Só que os tempos correntes causaram fissura nessa tripartição. O processo legislativo é complexo e a realidade necessita de respostas mais ágeis. Diante disso, o Executivo passa a normatizar, diretamente ou mediante atuação profícua de suas inúmeras exteriorizações: agências públicas, Bancos estatais e outros organismos.
Para o Judiciário, não é fácil hoje saber qual a lei vigente. Há uma prolífica produção normativa, incompatível com a certeza que deveria gerar a ambicionada “segurança jurídica”.
O quadro é ainda mais preocupante, quando todas as questões passam a ser judicializadas. Tudo é objeto de questionamento perante as quatro instâncias do Judiciário brasileiro. O resultado é o número impressionante de 93 milhões de processos em curso, 20 milhões dele na Justiça Comum de São Paulo.
Para vencer o acúmulo de demandas, juízes e funcionários se esforçam e elaboram quantidade incrível de respostas às pretensões formuladas perante o foro. Muitas dessas respostas são processuais, pois a ciência processual mereceu consistente incremento e, de ferramenta utilizada para “fazer justiça”, não é raro que o processo se converta em finalidade. O jejuno não compreende porque o seu processo se encerrou, mas o problema que o suscitou continua incólume. Quando não, até mais agravado.
O fenômeno da judicialização de todas as questões impõe à sociedade uma reflexão inadiável. Será esta a melhor alternativa para o enfrentamento das aflições geradas pelo convívio?

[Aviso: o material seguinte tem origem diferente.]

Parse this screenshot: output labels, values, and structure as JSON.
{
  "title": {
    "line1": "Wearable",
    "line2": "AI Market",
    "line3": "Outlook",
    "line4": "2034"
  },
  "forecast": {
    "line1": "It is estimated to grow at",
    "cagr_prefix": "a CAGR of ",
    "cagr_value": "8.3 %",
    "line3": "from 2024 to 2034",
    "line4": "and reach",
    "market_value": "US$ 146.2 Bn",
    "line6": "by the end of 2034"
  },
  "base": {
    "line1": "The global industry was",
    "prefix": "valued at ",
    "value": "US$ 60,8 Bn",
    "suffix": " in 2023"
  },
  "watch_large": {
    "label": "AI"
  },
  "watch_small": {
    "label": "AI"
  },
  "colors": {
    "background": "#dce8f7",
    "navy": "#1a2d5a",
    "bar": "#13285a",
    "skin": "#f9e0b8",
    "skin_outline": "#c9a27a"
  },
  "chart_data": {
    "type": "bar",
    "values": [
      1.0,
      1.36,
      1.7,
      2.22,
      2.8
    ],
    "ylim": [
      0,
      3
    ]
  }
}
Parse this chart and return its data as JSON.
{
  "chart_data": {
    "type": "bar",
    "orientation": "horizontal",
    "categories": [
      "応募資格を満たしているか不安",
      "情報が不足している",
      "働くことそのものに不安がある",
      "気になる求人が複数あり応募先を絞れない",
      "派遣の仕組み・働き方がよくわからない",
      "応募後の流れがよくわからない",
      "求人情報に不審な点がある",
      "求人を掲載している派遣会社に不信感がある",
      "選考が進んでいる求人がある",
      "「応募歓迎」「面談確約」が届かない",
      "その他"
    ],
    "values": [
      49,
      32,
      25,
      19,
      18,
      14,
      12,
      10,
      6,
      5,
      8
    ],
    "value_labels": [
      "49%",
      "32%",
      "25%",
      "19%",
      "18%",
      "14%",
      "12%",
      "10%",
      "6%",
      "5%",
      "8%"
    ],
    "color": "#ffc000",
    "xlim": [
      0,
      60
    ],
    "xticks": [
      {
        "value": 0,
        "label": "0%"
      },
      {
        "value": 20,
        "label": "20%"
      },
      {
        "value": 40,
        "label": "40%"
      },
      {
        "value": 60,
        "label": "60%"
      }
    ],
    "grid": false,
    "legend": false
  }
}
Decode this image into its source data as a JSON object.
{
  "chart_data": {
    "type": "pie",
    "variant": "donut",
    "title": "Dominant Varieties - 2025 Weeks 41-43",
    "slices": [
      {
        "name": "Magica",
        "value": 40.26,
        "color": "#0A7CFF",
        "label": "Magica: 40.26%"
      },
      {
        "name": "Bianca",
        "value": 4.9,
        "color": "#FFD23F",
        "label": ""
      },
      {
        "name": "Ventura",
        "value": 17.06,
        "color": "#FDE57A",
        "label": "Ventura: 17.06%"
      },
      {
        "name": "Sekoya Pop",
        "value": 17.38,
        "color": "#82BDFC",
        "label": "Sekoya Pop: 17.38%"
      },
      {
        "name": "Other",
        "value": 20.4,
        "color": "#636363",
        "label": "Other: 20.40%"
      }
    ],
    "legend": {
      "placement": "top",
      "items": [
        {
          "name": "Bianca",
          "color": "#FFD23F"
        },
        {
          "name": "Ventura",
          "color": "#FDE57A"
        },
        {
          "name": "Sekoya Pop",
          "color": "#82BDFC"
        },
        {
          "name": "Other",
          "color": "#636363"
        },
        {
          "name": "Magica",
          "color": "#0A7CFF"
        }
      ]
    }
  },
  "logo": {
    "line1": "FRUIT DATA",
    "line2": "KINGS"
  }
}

Verdade que o processo é considerado a opção mais civilizada de resolução de controvérsias. Mas não é a mais rápida, nem a menos dispendiosa. Estudiosos do tema chegam a afirmar que é a mais precária, porque se a resposta for meramente processual, os desdobramentos vão aflorar e germinarão novos processos.
Diante disso, avulta a importância da adoção de alternativas ao processo judicial, rumo à pacificação que prescinda do formalismo do juízo. Dentre as já praticadas, a conciliação e a mediação parecem atender à vocação brasileira por compor-se amigavelmente. Se elas vierem a ser incrementadas, contando para isso com a imprescindível contribuição dos advogados, defensores, promotores e outros parceiros, não será o Judiciário o principal beneficiário dessa mudança de rumo. Pois o alívio na carga de trabalho da Justiça é um fator relevante. Mas muito mais importante para o Brasil será a formação de uma cidadania atuante, capaz de dialogar e de entender como se chega a um ajuste de vontades, transigindo, se for o caso, mas exercendo sua autonomia. Autonomia que não existe no processo judicial, onde o “sujeito processual” na verdade será objeto da vontade do Estado-juiz, intérprete da lei e totalmente heterônomo à parte.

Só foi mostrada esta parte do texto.